6. Make an offer. Once you find the house you want, move quickly to make your bid. If you’re working with a buyer’s broker, then get advice from him or her on an initial offer. If you’re working with a seller’s agent, devise the strategy yourself.
Try to line up data on at least three houses that have sold recently in the neighborhood. If you really want the house, many buyers lowball and lose the home. The seller may give up in disgust. Remember, that your leverage depends on the pace of the market. In a slow market, you’ve got muscle; in a hot market, you may have none at all.
Once you reach a mutually acceptable price, the seller’s agent will draw up an offer to purchase that includes an estimated closing date (usually 45 to 60 days from acceptance of the offer).

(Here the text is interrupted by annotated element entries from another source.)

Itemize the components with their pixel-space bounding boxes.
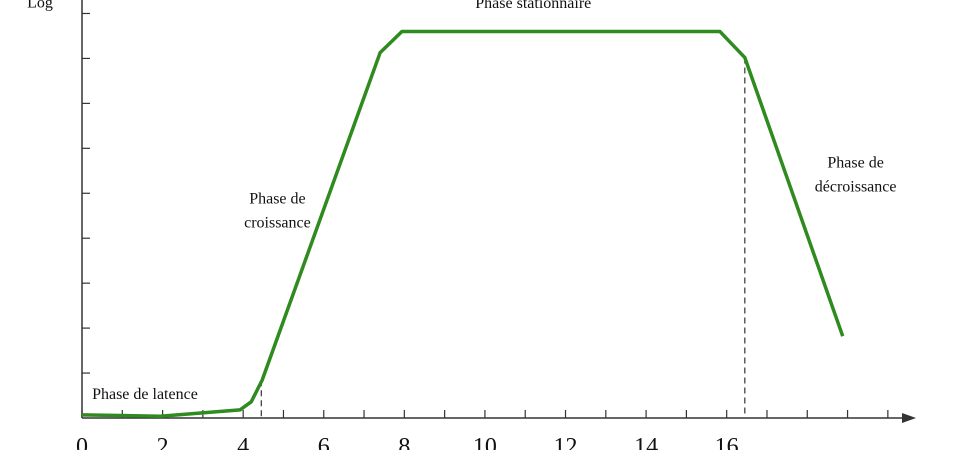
x-tick-label: 2 [157,434,169,450]
annotation: Phase de latence [92,386,198,403]
x-tick-label: 8 [398,434,410,450]
x-tick-label: 12 [554,434,578,450]
annotation: croissance [244,215,311,232]
x-tick-label: 0 [76,434,88,450]
annotation: Phase de [249,191,305,208]
annotation: Phase stationnaire [475,0,591,12]
annotation: décroissance [815,179,897,196]
x-tick-label: 4 [237,434,249,450]
growth-curve [81,29,845,418]
x-tick-label: 16 [715,434,739,450]
x-tick-label: 14 [634,434,658,450]
x-tick-label: 10 [473,434,497,450]
y-axis-label: Log [27,0,53,12]
annotation: Phase de [827,155,883,172]
x-axis-arrow [902,413,916,423]
x-tick-label: 6 [318,434,330,450]
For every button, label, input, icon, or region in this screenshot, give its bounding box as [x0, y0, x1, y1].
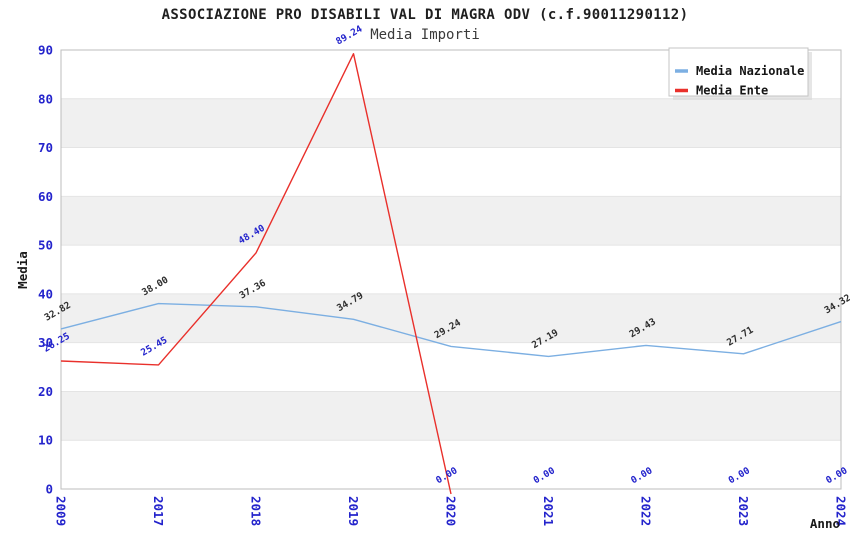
series-lines — [60, 53, 842, 495]
x-tick-label: 2023 — [736, 496, 751, 526]
horizontal-gridlines — [61, 98, 841, 441]
y-tick-label: 70 — [38, 140, 53, 155]
x-tick-label: 2024 — [834, 496, 849, 526]
y-axis-tick-labels: 0 10 20 30 40 50 60 70 80 90 — [38, 43, 53, 497]
x-tick-label: 2020 — [444, 496, 459, 526]
x-tick-label: 2021 — [541, 496, 556, 526]
x-axis-tick-labels: 2009 2017 2018 2019 2020 2021 2022 2023 2024 — [54, 496, 849, 526]
legend-box — [668, 47, 809, 97]
chart-title: ASSOCIAZIONE PRO DISABILI VAL DI MAGRA O… — [161, 7, 689, 23]
plot-band — [61, 196, 841, 246]
plot-band — [61, 440, 841, 489]
y-tick-label: 50 — [38, 238, 53, 253]
y-tick-label: 40 — [38, 286, 53, 301]
x-tick-label: 2017 — [151, 496, 166, 526]
y-tick-label: 60 — [38, 189, 53, 204]
plot-band — [61, 98, 841, 148]
y-tick-label: 30 — [38, 335, 53, 350]
y-tick-label: 90 — [38, 43, 53, 58]
x-tick-label: 2019 — [346, 496, 361, 526]
y-tick-label: 20 — [38, 384, 53, 399]
series-line-ente — [60, 53, 452, 495]
x-tick-label: 2022 — [639, 496, 654, 526]
x-tick-label: 2018 — [249, 496, 264, 526]
plot-band — [61, 391, 841, 441]
x-axis-title: Anno — [810, 516, 840, 531]
series-line-nazionale — [60, 302, 842, 358]
legend: Media Nazionale Media Ente — [668, 47, 812, 100]
plot-background-bands — [61, 50, 841, 489]
legend-label-media-nazionale: Media Nazionale — [696, 64, 804, 78]
y-tick-label: 0 — [45, 482, 53, 497]
plot-band — [61, 147, 841, 197]
chart-subtitle: Media Importi — [370, 27, 480, 43]
x-tick-label: 2009 — [54, 496, 69, 526]
plot-border — [60, 49, 842, 490]
plot-band — [61, 342, 841, 392]
plot-band — [61, 245, 841, 294]
y-tick-label: 10 — [38, 433, 53, 448]
plot-band — [61, 293, 841, 343]
y-tick-label: 80 — [38, 91, 53, 106]
legend-label-media-ente: Media Ente — [696, 84, 768, 98]
y-axis-title: Media — [15, 251, 30, 289]
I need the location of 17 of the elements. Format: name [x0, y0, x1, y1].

7. Enter contract. Have your lawyer or buyers agent review this document to make sure the deal is contingent upon:
1. your obtaining a mortgage
2. a home inspection that shows no significant defects
3. a guarantee that you may conduct a walk-through inspection 24 hours before closing.
You also need to make a good-faith deposit — usually 1% to 10%.
8. Secure a loan. Before you made an offer hopefully you have already received a pre-qualification. Now call your mortgage broker or lender and move quickly to agree on terms, if you have not already done so. Get them everything they want as soon as possible. Today the Loan is the hardest sell in the buying process.
9. Get an inspection: You should hire your own home inspector. An inspection costs about $300, on average, and up to $1,000 for a big job and takes two hours or more.
Ask to be present during the inspection, because you will learn a lot about your house, including its overall condition, construction materials, wiring, and heating.
If the inspector turns up major problems, like a roof that needs to be replaced, then ask your lawyer or agent to discuss it with the seller. You will either want the seller to fix the problem before you move in, or deduct the cost of the repair from the final price.
10. Close the deal. About two days before the actual closing, you will receive a final HUD Settlement Statement from your lender that lists all the charges you can expect to pay at closing.
Review it carefully. It will include things like the cost of title insurance that protects you and the lender from any claims someone may make regarding ownership of your property. The cost of title insurance varies greatly from state to state but usually comes in at less than 1% of the home’s price.
The lender might also require you to establish an escrow account, which it can tap if you fall behind on your mortgage or property tax payments. Lenders can require deposits of up to two months’ worth of payments.